Question

one number is 7 more than another and it's square is 77more than the square of the smaller number.qhat are the numbers?​

Answer 1

Step-by-step explanation:

Let the no be x

Case 1

X+7=0

Case 2

${x }^{2} = {2}^{2} + 77$

By.

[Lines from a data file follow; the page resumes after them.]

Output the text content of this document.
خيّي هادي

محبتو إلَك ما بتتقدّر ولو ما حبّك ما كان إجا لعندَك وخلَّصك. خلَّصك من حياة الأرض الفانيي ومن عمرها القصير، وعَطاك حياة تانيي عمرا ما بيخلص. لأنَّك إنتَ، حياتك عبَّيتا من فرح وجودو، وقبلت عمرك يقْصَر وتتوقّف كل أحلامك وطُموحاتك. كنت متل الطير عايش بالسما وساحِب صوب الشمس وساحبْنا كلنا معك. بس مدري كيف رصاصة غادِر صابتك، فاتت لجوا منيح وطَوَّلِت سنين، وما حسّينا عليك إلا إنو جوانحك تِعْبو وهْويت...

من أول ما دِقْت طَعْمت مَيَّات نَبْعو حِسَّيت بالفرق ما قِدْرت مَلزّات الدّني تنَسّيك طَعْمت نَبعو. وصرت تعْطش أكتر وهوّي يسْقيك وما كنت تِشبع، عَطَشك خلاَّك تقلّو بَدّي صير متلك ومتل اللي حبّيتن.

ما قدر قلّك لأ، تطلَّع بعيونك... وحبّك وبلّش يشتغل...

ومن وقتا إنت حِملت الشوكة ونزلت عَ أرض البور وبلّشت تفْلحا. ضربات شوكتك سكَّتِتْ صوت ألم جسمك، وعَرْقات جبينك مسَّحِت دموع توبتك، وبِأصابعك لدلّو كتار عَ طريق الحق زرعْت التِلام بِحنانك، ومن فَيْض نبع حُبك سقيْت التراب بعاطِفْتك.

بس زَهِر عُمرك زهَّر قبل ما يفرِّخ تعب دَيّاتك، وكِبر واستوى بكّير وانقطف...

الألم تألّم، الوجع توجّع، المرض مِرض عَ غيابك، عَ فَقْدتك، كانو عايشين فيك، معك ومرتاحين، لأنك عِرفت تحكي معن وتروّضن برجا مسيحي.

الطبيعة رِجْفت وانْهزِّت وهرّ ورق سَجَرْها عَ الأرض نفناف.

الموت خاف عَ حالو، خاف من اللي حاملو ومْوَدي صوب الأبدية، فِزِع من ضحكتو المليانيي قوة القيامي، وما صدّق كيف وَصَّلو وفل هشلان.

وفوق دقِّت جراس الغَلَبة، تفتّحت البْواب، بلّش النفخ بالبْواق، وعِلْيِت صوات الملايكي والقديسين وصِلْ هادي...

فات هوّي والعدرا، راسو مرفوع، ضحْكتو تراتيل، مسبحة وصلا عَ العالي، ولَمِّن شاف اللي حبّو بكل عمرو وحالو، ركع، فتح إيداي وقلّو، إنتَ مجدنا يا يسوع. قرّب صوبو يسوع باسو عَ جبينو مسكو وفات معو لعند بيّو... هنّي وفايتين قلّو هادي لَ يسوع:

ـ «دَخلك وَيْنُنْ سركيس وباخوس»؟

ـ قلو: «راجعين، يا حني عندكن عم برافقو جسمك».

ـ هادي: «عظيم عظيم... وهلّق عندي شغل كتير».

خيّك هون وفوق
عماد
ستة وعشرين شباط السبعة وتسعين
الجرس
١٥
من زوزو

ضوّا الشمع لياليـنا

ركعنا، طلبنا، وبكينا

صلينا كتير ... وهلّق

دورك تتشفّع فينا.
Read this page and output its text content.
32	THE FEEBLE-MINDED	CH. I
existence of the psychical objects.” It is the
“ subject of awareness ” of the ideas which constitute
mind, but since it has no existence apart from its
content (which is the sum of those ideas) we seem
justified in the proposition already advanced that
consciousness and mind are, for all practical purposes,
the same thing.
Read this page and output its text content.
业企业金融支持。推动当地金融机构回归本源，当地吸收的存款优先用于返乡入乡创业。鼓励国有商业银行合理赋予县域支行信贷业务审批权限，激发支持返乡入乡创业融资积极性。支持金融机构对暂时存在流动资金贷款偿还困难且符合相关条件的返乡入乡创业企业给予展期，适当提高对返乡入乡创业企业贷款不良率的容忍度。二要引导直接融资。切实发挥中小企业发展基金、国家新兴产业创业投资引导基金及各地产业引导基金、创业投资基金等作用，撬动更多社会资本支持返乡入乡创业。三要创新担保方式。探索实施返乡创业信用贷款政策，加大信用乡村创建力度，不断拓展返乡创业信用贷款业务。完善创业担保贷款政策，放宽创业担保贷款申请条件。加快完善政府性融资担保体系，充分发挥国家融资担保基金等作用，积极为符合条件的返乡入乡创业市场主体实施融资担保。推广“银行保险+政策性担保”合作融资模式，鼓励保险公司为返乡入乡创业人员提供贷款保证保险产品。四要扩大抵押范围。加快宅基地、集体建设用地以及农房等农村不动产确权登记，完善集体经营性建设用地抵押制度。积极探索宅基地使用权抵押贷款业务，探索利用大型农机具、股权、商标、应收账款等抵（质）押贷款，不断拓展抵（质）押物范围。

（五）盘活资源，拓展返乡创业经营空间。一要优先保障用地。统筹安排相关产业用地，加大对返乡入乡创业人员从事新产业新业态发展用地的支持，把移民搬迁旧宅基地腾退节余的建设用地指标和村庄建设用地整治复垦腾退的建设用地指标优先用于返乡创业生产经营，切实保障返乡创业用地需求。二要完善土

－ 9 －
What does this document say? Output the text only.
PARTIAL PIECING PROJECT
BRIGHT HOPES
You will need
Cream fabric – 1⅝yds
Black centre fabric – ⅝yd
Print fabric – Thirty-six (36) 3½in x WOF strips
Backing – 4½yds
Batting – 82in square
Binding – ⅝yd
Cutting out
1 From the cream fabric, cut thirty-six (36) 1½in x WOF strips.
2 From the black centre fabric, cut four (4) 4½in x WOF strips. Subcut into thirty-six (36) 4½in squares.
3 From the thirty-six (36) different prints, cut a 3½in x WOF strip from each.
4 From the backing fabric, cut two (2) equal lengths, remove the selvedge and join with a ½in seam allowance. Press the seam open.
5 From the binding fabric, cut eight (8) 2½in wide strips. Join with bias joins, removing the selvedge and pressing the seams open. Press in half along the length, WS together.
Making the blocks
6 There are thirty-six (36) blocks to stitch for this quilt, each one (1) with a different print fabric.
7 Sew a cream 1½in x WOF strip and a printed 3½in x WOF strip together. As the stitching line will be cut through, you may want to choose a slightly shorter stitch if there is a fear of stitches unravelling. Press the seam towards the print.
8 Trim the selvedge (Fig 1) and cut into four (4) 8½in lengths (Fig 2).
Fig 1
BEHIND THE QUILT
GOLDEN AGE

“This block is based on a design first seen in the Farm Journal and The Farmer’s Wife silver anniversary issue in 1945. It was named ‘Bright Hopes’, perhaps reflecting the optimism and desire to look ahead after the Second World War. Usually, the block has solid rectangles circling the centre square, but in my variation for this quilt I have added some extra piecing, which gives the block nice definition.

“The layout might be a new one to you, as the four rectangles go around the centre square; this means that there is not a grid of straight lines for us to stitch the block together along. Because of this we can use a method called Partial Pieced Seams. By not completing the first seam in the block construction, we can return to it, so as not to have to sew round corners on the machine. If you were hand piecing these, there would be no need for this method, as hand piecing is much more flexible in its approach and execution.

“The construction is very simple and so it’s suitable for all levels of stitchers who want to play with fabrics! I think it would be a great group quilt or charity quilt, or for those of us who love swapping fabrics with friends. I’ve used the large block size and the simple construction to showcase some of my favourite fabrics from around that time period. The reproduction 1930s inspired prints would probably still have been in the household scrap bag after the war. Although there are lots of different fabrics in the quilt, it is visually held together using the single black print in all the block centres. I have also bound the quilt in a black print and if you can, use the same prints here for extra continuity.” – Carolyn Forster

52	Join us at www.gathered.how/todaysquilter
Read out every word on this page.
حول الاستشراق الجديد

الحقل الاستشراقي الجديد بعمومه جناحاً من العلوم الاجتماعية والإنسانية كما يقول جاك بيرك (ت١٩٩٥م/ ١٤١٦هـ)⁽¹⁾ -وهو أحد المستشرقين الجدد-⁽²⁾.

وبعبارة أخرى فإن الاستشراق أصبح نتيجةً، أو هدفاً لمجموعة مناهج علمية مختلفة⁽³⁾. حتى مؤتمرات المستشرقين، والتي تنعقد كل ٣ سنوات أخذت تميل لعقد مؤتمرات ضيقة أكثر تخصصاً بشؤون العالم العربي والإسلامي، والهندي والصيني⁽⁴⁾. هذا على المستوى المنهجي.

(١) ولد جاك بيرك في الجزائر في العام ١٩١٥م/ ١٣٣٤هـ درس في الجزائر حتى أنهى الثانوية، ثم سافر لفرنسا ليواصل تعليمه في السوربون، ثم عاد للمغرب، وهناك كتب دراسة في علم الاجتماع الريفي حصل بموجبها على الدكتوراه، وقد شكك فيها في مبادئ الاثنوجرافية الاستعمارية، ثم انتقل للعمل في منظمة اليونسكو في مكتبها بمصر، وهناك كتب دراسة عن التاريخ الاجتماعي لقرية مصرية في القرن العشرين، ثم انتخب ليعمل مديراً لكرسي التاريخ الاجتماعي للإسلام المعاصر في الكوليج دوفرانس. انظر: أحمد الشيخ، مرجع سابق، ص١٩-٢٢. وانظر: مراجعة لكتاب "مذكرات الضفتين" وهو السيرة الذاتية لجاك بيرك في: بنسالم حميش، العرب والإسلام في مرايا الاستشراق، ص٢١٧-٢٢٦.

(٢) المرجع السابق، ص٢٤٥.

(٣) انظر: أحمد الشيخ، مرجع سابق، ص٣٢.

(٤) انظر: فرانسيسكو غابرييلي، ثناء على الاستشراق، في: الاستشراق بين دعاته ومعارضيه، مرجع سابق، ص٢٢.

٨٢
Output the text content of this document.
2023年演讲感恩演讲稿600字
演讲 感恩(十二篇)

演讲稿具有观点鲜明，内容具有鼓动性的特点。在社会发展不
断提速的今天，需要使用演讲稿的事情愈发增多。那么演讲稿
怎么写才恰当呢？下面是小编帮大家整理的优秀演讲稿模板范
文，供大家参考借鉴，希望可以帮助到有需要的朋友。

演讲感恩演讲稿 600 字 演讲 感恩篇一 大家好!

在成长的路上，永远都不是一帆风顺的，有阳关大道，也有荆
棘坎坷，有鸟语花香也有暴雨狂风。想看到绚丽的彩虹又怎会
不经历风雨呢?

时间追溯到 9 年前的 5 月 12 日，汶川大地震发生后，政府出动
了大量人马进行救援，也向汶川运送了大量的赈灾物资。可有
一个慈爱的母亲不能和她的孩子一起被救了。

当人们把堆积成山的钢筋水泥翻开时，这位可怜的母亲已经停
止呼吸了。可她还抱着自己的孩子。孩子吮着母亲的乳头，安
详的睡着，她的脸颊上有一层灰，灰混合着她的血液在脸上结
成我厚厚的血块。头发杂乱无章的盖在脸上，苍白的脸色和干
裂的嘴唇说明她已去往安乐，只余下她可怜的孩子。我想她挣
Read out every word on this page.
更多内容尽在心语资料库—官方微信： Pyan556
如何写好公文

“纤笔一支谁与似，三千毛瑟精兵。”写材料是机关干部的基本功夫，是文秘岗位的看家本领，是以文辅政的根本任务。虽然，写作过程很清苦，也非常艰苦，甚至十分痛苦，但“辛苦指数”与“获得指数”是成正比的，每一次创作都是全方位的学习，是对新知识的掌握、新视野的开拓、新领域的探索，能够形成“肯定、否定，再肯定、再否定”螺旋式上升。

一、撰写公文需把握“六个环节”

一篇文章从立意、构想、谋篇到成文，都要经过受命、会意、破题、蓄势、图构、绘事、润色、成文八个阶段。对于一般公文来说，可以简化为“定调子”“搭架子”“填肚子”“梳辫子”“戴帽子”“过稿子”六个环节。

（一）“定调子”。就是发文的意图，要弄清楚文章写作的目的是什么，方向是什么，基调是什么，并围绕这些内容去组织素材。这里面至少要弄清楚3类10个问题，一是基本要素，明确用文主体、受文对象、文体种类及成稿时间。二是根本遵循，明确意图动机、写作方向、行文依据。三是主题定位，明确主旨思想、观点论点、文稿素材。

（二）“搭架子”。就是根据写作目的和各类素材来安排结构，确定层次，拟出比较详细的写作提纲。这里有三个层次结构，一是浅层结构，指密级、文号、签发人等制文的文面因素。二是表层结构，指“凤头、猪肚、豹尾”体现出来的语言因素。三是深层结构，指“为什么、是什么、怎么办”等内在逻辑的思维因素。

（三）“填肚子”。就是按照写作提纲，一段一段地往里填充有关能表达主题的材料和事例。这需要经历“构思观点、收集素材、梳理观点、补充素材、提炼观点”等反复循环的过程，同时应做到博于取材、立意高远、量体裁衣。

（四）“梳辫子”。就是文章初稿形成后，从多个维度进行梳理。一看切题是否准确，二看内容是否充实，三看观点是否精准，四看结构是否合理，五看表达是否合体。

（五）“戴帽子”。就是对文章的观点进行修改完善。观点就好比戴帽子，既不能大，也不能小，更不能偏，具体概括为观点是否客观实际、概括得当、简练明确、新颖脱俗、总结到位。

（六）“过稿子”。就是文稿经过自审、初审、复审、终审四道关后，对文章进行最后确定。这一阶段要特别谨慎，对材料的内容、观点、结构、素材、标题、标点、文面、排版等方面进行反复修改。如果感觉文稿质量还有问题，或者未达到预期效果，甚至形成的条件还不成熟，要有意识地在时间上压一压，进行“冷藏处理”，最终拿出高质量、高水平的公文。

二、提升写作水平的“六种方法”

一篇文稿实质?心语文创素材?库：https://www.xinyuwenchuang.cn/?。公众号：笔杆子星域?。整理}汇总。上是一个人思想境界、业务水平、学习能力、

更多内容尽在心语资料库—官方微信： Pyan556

Equating the equations we get

X=9

Answer 2

Given,

One number is 7 more than another and it's square is 77more than the square of the smaller number.

To find out,

What are the numbers?

Solution:

Let the smaller number be 'X'.

and the greater number is 'X+7'.

As it is given, The square of greater number is 77 more than the square of the smaller number.

${(x + 7)}^{2} = {x}^{2} + 77$

${(x + 7)}^{2} - 77 = {x}^{2}$

${(a + b)}^{2} = {a}^{2} + {b}^{2} + 2ab$

${x}^{2} + 49 + 14x - 77 = {x}^{2}$

${x}^{2} - 28 + 14x = {x}^{2}$

${x}^{2} - {x}^{2} + 14x = 28$

$14x = 28$

$x = \frac{28}{14}$

$x = 2$

Therefore the smallest number is x = 2 and the greatest number is x+7=2+7=9.

Verification:

${(x + 7)}^{2} - 77 = {x}^{2}$

Substitute the value of x and x+7 in the above equation.

${9}^{2} - 77 = 4$

$81 - 77 = 4$

$4 = 4$

L.H.S = R.H.S

Hence proved.